Personal information
- Full name: Denis Austin Dowd
- Born: 1 January 1906 Fremantle, Western Australia
- Died: 1 November 1963 (aged 57) Ballarat, Victoria
- Original teams: Nhill, Nar Nar Goon

Playing career^{1}
- Years: Club / Games (Goals)
- 1931: Fitzroy / 15 (1)
- 1932: South Melbourne / 2 (0)
- 1932: North Melbourne / 2 (0)
- Total:  / 19 (1)
- ^{1} Playing statistics correct to the end of 1932.

= Dinny Dowd =

Australian rules footballer, born 1906

Denis Austin Dowd (1 January 1906 – 1 November 1963) was an Australian rules footballer who played with Fitzroy, South Melbourne and North Melbourne in the Victorian Football League (VFL).

Dowd played with a number of club's across Victoria including - Iona, Ballarat, Nhill and Nar Nar Goon prior to playing with Fitzroy.
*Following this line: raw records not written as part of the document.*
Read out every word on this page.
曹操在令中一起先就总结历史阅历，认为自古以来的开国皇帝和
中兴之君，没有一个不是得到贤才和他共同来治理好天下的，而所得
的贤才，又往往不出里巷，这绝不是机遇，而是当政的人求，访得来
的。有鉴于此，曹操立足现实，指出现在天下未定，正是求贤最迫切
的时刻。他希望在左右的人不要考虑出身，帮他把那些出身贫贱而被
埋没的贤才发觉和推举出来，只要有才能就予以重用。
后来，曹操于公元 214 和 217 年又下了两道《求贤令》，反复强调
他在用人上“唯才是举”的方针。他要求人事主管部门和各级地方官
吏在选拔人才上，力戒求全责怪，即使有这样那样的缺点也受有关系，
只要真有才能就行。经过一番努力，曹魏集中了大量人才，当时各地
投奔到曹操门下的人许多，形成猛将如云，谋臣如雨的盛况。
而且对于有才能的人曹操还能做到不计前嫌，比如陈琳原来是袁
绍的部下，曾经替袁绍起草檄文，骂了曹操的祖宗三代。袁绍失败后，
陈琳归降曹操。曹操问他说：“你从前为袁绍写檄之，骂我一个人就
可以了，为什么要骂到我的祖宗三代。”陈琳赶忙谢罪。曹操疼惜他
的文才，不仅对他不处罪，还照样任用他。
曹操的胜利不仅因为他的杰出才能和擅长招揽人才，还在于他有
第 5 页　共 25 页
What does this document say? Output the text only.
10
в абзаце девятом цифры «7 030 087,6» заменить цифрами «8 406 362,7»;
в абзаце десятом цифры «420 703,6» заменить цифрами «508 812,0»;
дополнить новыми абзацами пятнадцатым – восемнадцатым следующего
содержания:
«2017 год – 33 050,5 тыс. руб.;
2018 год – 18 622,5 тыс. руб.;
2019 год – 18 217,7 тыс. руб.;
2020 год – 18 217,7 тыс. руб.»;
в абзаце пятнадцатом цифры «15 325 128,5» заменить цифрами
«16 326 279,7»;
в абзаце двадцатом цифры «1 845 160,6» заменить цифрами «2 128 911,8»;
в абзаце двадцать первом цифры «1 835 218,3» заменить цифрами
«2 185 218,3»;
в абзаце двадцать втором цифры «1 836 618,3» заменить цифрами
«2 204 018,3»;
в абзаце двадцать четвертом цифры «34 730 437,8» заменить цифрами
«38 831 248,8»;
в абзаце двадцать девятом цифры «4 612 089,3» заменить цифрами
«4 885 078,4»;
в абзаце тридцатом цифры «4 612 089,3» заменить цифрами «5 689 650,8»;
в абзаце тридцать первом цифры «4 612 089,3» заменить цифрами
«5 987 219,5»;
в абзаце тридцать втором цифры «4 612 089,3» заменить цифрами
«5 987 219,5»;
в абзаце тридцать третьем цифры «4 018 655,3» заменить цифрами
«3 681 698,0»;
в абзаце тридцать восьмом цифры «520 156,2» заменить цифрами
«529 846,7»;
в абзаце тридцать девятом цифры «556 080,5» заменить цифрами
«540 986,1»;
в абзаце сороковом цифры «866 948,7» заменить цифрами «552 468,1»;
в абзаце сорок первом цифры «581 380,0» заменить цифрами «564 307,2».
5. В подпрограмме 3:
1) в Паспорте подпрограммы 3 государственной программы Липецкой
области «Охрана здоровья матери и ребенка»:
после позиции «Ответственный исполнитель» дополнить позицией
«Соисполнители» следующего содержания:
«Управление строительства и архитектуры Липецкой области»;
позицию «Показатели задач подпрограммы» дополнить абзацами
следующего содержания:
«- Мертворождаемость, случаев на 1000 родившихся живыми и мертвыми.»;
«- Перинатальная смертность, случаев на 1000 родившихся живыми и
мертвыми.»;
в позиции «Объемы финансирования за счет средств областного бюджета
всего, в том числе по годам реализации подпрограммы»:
Dowd was recruited to Fitzroy after being best on ground for Nar Nar Goon in the 1930 Central Gippsland Football League grand final.

Dowd won the 1934 Central Gippsland FL best and fairest award.

He later became President of the Corowa Football Club in the Ovens & Murray Football League in 1951.